Before establishing Instyle Solar, Brown worked for a solar company as an employee mainly to learn the tricks of the trade and to see what he could do better himself.

"All I saw really was companies promising a lot of things but not really delivering on much," says Brown.

"It's an industry full of sharks, and if you don't believe in solar it's a tough thing."

Instyle Solar's point of difference comes down to Brown's approach to what the company is really selling. Instead of focusing on Government rebates, environmentally friendly technology, or complicated and confusing descriptions of how the solar panels work, Brown is in the business of selling the final solution not the product itself.

"What makes our strategy different is we don't focus on the actual product we are selling, we focus on the solution," says Brown.

"We sell lower electricity bills and the way we do that is by installing a quality solar system."

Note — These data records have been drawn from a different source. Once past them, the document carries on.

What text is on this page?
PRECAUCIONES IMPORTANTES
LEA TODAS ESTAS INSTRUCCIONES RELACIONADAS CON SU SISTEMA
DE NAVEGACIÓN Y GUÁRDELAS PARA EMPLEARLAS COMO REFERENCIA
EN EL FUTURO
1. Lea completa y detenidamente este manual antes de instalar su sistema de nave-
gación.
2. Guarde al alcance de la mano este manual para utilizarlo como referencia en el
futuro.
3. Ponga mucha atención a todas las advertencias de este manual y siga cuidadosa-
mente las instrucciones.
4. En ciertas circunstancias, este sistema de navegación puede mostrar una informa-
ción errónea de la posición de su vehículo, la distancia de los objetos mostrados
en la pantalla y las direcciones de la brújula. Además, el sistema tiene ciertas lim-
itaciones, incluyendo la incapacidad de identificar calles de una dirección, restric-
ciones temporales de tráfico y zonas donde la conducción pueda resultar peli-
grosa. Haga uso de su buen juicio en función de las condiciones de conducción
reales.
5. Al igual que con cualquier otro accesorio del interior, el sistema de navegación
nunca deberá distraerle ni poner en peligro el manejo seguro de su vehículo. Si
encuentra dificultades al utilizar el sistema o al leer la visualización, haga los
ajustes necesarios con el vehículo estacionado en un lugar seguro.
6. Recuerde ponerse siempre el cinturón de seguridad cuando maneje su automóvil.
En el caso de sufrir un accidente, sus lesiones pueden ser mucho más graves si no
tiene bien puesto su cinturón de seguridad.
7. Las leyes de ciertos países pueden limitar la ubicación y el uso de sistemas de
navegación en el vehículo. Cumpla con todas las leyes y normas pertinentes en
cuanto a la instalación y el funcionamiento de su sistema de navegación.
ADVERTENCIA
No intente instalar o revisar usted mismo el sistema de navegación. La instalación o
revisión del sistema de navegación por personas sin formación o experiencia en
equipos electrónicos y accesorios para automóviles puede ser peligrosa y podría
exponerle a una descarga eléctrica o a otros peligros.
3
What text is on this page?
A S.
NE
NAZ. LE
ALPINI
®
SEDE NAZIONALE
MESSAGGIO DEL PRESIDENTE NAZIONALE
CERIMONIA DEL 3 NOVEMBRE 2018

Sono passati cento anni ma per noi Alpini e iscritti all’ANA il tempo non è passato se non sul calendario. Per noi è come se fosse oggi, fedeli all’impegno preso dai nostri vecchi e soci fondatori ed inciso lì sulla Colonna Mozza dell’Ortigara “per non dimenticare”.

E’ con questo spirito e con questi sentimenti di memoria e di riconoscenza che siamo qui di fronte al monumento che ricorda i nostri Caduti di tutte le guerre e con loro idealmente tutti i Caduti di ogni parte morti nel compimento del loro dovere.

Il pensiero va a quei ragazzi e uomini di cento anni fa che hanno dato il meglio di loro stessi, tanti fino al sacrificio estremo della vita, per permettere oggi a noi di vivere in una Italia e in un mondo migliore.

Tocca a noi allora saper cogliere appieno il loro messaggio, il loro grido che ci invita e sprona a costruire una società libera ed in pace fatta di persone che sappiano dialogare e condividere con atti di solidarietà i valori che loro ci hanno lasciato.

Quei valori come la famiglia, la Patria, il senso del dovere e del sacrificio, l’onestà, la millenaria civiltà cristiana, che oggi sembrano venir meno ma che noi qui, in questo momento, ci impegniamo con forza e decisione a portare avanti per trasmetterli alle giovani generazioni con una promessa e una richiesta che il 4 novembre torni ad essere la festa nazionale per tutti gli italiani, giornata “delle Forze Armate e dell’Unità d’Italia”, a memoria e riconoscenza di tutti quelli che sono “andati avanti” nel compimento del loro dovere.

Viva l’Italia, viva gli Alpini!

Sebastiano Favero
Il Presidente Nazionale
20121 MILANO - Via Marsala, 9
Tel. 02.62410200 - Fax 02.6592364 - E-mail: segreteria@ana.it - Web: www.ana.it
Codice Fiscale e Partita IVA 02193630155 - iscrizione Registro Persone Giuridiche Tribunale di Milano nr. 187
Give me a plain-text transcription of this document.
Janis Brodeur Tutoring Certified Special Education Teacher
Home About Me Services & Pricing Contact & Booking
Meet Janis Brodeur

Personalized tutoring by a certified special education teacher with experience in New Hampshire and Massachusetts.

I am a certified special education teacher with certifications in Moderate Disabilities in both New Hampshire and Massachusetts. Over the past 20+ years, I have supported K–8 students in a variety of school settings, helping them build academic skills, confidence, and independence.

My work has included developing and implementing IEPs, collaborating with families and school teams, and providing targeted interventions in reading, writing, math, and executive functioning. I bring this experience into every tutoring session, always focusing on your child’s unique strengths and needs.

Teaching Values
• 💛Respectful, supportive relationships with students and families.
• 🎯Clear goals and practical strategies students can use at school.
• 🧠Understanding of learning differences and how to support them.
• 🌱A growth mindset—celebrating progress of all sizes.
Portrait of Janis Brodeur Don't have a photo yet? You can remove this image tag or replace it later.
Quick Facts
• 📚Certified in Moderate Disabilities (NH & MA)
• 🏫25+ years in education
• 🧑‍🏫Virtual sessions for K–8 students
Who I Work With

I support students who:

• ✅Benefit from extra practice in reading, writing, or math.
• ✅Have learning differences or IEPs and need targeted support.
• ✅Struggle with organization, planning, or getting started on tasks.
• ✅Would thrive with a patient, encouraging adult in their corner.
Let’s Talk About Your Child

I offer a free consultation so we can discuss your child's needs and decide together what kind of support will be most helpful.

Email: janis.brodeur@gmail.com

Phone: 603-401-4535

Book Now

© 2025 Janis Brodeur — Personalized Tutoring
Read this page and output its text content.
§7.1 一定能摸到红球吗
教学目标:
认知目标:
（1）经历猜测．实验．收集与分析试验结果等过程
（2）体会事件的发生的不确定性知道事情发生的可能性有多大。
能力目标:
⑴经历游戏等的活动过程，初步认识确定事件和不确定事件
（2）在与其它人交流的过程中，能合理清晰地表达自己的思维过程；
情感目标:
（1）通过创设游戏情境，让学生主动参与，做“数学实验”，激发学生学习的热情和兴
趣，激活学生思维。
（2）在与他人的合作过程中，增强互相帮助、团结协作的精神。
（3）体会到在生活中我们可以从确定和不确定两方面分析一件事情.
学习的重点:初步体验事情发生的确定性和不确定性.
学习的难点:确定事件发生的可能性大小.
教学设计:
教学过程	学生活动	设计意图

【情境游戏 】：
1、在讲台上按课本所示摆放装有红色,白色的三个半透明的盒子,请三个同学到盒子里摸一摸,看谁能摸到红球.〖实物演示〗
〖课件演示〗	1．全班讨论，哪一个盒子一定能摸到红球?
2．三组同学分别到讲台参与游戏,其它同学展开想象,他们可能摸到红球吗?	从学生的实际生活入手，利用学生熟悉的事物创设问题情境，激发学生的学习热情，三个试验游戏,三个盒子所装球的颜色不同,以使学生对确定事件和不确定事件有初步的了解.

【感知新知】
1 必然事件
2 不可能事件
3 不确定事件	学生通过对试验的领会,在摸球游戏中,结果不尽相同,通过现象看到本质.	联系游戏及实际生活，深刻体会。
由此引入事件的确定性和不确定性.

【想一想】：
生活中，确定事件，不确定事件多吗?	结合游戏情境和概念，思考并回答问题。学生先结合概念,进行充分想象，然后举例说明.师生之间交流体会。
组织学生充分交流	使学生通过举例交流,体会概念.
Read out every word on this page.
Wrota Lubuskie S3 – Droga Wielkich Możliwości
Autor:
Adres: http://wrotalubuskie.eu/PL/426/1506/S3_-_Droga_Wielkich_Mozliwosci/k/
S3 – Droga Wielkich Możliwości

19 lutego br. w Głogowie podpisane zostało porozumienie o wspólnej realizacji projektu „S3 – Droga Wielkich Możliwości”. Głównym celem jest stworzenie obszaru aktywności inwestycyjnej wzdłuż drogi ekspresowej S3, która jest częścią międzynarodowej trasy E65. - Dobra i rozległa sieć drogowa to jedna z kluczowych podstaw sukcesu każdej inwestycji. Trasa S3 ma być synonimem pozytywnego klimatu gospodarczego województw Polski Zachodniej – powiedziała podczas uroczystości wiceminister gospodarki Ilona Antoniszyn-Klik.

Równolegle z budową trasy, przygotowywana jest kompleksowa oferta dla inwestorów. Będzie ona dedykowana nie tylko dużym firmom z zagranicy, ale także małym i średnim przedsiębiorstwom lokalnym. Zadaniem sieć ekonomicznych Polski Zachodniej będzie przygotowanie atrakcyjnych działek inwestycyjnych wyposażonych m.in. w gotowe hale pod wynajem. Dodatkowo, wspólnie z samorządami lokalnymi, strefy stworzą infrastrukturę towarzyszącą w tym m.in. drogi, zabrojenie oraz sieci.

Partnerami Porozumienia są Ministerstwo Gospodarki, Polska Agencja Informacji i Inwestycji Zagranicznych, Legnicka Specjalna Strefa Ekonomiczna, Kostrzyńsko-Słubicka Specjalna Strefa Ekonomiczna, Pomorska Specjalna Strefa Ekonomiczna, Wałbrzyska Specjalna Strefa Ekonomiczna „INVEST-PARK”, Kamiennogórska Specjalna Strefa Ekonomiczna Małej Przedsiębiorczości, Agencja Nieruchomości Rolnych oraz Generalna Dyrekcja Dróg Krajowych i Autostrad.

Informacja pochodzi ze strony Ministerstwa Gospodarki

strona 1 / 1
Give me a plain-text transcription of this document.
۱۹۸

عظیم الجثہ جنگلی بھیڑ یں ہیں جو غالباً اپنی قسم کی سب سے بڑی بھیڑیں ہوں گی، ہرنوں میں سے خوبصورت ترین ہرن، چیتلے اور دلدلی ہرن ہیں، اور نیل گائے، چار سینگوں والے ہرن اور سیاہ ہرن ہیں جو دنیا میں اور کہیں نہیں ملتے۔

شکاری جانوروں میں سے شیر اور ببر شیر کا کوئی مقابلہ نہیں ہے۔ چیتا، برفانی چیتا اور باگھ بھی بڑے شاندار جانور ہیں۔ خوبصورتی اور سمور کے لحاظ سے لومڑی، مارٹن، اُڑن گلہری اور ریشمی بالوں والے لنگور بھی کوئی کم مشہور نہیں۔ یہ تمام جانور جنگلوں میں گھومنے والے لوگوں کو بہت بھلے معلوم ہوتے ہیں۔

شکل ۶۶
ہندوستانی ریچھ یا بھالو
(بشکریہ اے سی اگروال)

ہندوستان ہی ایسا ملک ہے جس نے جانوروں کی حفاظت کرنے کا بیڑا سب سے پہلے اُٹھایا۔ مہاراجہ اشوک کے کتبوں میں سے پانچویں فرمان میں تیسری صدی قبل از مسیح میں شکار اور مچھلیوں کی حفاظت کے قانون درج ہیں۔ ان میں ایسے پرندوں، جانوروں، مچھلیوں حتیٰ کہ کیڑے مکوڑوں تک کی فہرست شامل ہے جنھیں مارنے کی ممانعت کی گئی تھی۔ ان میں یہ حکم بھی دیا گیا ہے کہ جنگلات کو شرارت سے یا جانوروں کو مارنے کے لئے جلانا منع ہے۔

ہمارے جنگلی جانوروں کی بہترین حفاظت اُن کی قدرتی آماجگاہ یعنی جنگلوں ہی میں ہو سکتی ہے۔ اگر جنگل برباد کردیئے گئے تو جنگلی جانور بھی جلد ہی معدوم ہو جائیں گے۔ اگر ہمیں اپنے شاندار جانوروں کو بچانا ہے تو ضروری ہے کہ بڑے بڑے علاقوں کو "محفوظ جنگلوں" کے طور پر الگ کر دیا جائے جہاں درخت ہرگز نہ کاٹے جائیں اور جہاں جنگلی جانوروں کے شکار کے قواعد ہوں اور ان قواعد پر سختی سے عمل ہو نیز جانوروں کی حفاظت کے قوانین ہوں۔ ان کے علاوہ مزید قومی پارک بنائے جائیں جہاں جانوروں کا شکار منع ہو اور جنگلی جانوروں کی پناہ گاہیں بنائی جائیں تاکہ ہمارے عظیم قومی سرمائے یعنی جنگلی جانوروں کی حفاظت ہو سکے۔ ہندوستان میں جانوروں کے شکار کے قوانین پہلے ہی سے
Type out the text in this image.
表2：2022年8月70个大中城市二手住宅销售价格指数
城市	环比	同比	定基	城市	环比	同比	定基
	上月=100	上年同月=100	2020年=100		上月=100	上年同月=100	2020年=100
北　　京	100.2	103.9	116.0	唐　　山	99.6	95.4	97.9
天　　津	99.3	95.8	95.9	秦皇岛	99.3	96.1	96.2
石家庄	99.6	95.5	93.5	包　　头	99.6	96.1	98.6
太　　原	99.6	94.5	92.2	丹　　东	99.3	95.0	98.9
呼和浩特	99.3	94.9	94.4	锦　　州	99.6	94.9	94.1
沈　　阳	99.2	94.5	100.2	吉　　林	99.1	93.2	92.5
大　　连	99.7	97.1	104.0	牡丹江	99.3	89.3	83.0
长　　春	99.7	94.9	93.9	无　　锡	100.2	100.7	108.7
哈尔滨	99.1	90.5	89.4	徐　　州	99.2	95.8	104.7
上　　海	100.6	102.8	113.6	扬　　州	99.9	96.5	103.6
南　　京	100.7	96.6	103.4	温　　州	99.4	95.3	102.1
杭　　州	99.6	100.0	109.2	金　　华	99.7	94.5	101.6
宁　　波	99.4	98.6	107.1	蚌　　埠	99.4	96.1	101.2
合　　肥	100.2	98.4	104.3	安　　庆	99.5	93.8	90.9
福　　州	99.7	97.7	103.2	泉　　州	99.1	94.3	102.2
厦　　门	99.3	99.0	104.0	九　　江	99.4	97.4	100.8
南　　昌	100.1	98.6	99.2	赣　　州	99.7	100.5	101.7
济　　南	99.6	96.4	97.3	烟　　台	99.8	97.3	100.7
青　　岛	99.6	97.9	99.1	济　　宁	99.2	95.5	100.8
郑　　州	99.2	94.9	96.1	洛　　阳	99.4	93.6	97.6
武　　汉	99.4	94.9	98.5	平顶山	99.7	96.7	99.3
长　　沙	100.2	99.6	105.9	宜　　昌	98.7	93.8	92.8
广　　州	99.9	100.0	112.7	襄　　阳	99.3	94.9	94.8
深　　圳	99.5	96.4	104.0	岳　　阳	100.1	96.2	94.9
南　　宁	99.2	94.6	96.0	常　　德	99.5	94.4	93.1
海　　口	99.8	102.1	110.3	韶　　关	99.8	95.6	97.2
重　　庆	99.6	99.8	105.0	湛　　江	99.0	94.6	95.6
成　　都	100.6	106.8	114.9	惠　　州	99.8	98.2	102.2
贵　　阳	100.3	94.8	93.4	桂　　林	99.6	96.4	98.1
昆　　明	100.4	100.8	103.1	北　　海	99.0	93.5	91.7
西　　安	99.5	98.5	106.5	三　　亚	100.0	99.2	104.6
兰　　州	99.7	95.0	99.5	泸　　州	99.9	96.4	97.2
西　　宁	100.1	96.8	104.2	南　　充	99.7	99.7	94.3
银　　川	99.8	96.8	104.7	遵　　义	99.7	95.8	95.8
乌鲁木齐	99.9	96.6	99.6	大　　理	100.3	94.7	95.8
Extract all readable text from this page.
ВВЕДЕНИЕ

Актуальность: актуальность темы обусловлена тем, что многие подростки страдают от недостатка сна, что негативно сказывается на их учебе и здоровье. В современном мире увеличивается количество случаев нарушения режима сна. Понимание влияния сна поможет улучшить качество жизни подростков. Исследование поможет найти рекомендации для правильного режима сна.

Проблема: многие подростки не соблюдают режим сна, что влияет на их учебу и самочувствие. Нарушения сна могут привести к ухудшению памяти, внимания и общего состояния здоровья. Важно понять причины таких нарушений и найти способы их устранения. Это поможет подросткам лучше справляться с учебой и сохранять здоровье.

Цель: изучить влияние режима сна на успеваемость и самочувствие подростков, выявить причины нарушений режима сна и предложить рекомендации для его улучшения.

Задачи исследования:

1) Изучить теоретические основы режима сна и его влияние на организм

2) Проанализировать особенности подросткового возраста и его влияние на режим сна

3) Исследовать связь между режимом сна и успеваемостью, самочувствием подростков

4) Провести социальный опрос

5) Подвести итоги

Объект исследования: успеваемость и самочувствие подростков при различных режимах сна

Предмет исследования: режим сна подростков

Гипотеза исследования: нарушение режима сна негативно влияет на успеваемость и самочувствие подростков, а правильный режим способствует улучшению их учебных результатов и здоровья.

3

"The biggest thing we focus on is customer education on basically how solar works. The start of it is how people read their electricity bills most people genuinely don't know how to do it. They just pay it. So, the first thing we do is teach people how to read it."

By being in the business of educating, rather than forcing a product down a potential customer's throat, it becomes less of a race to the bottom for Instyle Solar compared to their competitors.

"Because we're not competing with people on a price point we tend to feel like we're giving them more solutions rather than just a product," says Brown.

Brown's success also comes from the way the company generates sales. Rather than waiting for leads to come to them Instyle actively seek out their own sales.

"We have a 30-seat outbound call centre, so we hunt our own leads and have complete control of our own destiny," says Brown.

"By doing this we don't need to compete on a lot of sales."

As for the future, Brown hopes to be able to replicate the success of Instyle Solar in Queensland in other Australian states.

"The ultimate goal is to go into other states in a bigger way," says Brown.

"What we're doing at the moment is getting our systems in place before we go to the rest of the country. We're easily the biggest solar company in Queensland now. The goal there is to duplicate that."